O Brasil faz-de-conta da mídia empresarial brasileira

27/09/2017

Há dias assisto às entradas ao vivo de repórteres das principais redes de TV aberta, “direto da Rocinha”, como anunciam os âncoras do noticiário. Mentira, eles não passam da Via Apia. Para quem não sabe, trata-se de uma das principais entradas da favela, beirando o asfalto de quem sai do Túnel Zuzu Angel.

De lá ou de outro ponto das redondezas da Rocinha, às vezes da passarela que liga a comunidade ao outro lado da rua (Autoestrada Lagoa-Barra), rapazes e moças paramentados com coletes e, às vezes, capacetes com a inscrição “Imprensa”, repetem comunicados oficiais ou o óbvio: “Há pouco ouvimos um tiroteio”.

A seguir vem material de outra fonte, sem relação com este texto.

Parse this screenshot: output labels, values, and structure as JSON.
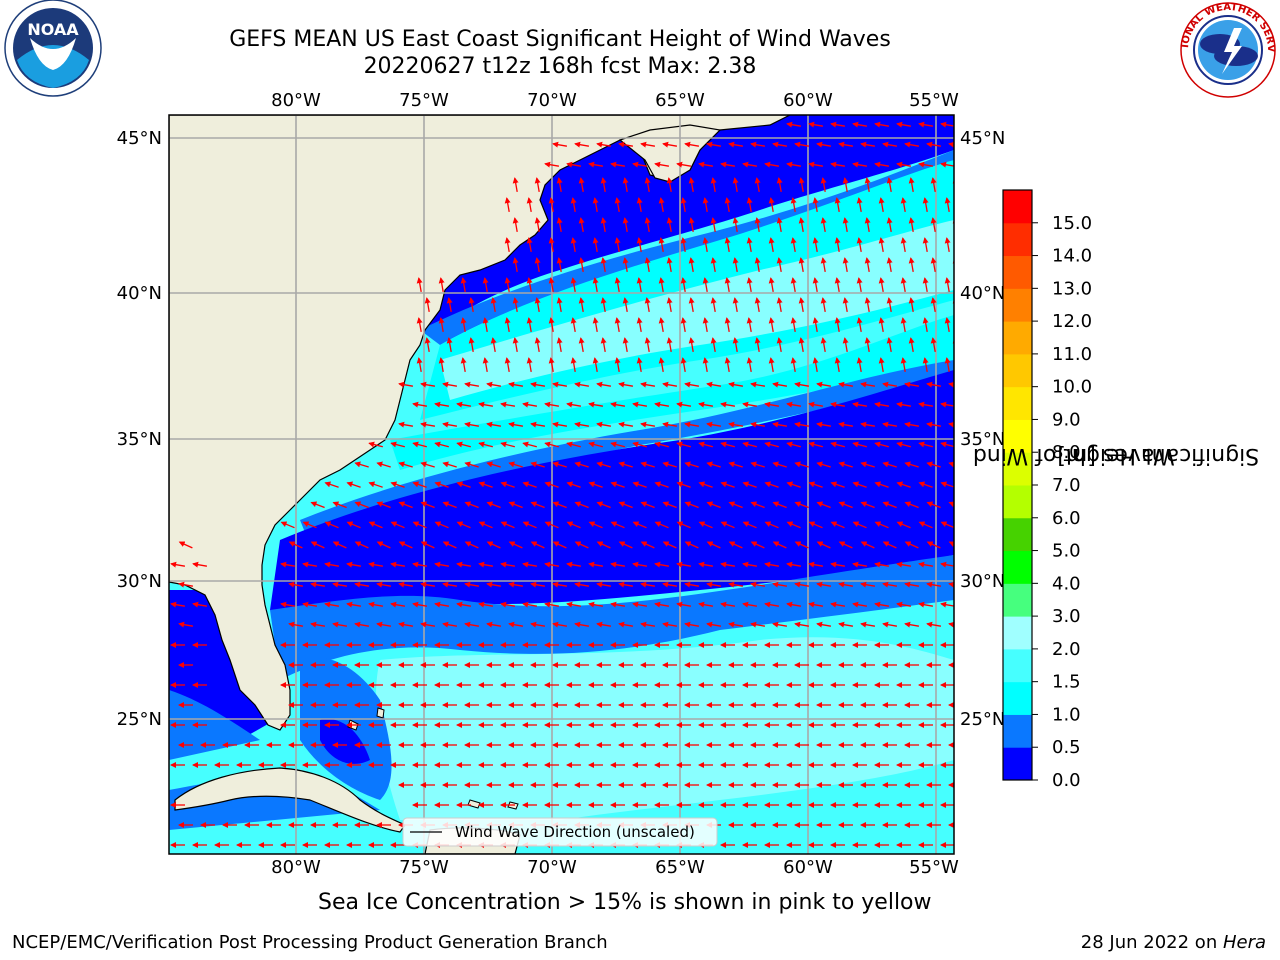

Não há nada mais artificial e rasteiro do que pretender informar à sociedade sobre o que se passa em um lugar sem ao menos estar naquele lugar. Que dirá sem conhecer o lugar. É assim que assisto, perplexo, ao noticiário sobre a “guerra na Rocinha”, como se houvesse “mocinhos e bandidos”, numa fábula hollywoodiana. Assim as coisas são tratadas, o que justifica a histeria pela intervenção militar, hoje no Rio, amanhã em todo o país. Por que não?

É assim que todos os dias nos acostumamos com a narrativa superficial na telinha sobre o que acontece no Mundo, no Brasil e na nossa cidade. Poucos repórteres e equipes de reportagem, pouca investigação, muito comentário e achismo, pouco fato, pouco substantivo e muito adjetivo, sem contar as lições de moral e as caras e bocas de apresentadores.

Melhor consultar o site da BBC Brasil ou o El País digital, que reservam reportagens e entrevistas com moradores e personagens que vivem o dia-a-dia da Rocinha. Para descobrir os meandros da briga de facções (CV X TCA com apoio do PCC) o jeito é acompanhar o canal da TV Coyote, ancorado por um jovem paulistano no Youtube.

O repórter que mais conhece a Rocinha é um inglês, que se mudou e morou três meses na favela, gravou 28 horas de conversas com o Nem e publicou o livro “O dono do morro”. Misha Glenny estudou o tráfico de drogas por quatro anos e, em entrevista à Globonews, ainda confessou conhecer pouco do assunto.

No Rio já perdemos o Correio da Manhã, a Última Hora, o Jornal do Brasil, a Tribuna da Imprensa e a Luta Democrática. Nas bancas estamos limitados a ler as manchetes de dois grupos empresariais de comunicação: O Globo (Extra e Meia Hora) e O Dia (Expresso).

Cercada de uma mídia empresarial medíocre, mais atenta à venda de produtos do que ao papel de informar, a sociedade fluminense e brasileira assiste todos os dias a um noticiário faz-de-conta. Uns mais outros menos sensacionalistas, uns mais outros menos apelativos, mas todos, absolutamente todos superficiais. O Brasil de verdade não encontra lugar nas páginas dos jornais, nas reportagens de rádios e TV e nos sites dos grandes grupos de comunicação.